There are chapters in every life which are seldom read, and certainly not aloud.

Barker Flett in Ottawa, receiving a letter from Daisy Goodwill about her impending marriage to a young man named Harold A.

Hoad, experiences a persistent light ache in his chest which he recognized as being similar to the pains of restlessness or of guilt.

He remembers vividly the last time he saw her, an eleven-year-old child in a straw hat boarding a train, but he refuses to rehearse—and why should he?—his perverse, momentary desire to crush her young body close to his, her delicately formed shoulders and budding breasts. He’s shut that particular shame away, a little door clicked shut in his skull. Closed.

It is said of Barker Flett, who is the newly appointed Director of Agricultural Research, that his spirit, his very spine, is Latinate.

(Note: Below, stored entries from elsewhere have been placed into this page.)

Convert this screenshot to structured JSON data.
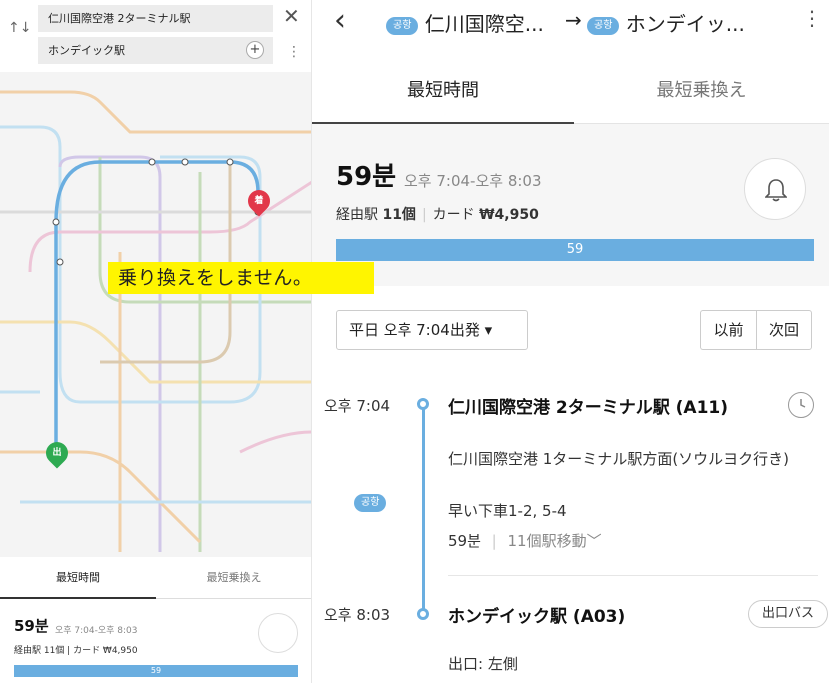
{
  "left_panel": {
    "from_station": "仁川国際空港 2ターミナル駅",
    "to_station": "ホンデイック駅",
    "swap_icon": "↑↓",
    "close_icon": "✕",
    "add_icon": "+",
    "more_icon": "⋮",
    "pin_dest_label": "着",
    "pin_start_label": "出",
    "tabs": [
      "最短時間",
      "最短乗換え"
    ],
    "summary": {
      "duration": "59분",
      "time_range": "오후 7:04-오후 8:03",
      "meta": "経由駅 11個  |  カード ₩4,950",
      "bar_label": "59"
    }
  },
  "annotation": "乗り換えをしません。",
  "header": {
    "back_icon": "‹",
    "from_badge": "공항",
    "from_title": "仁川国際空...",
    "arrow": "→",
    "to_badge": "공항",
    "to_title": "ホンデイッ...",
    "more_icon": "⋮"
  },
  "tabs": {
    "shortest": "最短時間",
    "fewest_transfers": "最短乗換え"
  },
  "summary": {
    "duration": "59분",
    "time_range": "오후 7:04-오후 8:03",
    "stops_label": "経由駅",
    "stops_value": "11個",
    "fare_label": "カード",
    "fare_value": "₩4,950",
    "bar_label": "59"
  },
  "departure": {
    "select_label": "平日 오후 7:04出発 ▾",
    "prev_label": "以前",
    "next_label": "次回"
  },
  "route": {
    "start_time": "오후 7:04",
    "start_station": "仁川国際空港 2ターミナル駅 (A11)",
    "line_badge": "공항",
    "direction": "仁川国際空港 1ターミナル駅方面(ソウルヨク行き)",
    "quick_exit": "早い下車1-2, 5-4",
    "ride_duration": "59분",
    "ride_moves": "11個駅移動",
    "end_time": "오후 8:03",
    "end_station": "ホンデイック駅 (A03)",
    "exit_bus_label": "出口バス",
    "exit_info": "出口: 左側"
  },
  "colors": {
    "accent": "#6aaee0",
    "dest_pin": "#e2374a",
    "start_pin": "#2eaa52",
    "highlight": "#fff500"
  }
}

He is now forty-three years old, a bachelor who is thought to have frosty reservations in the matter of sex, intimacy, and la vie personelle. Occasionally, at staff picnics or dinner parties, he demonstrates a shiver of vivacity, which is undercut always by a tug of repression. "I have eaten bitterness," he rather pompously wrote in his private journal, "and find I have a taste for it." His social manners are clumsy, but appear curiously sweet, a serious man always anxious to seem less serious than he is, and that pale famished face of his is still considered by women to be handsome. He can talk on and on about his collection of lady’s-slippers, twenty-seven varieties, each beautifully preserved, but he knows nothing about the importance of the foxtrot in America, and he is too selfoccupied to have registered anything but the dimmest impressions of Charles Lindbergh’s recent heroics. His long, solitary weekend rambles in the countryside have, at least, kept his body fit, and even in his forties his head of hair remains thick and dark. (Beneath his woolen trousers and underwear there is a wild pubic sprouting like a private garden.) For years there have been whispers in the city that he is homosexual, a rumor that, thankfully, has never reached his ears, for he would have been bewildered by such an allegation. He feels nothing for the bodies of men. Toward women he feels both a profound reverence and a floating impatience, and from his random reading on the subject, he understands that this impatience stems from a resentment toward a punishing, withholding, enfeebling mother, the mother who gives and then withdraws the breast.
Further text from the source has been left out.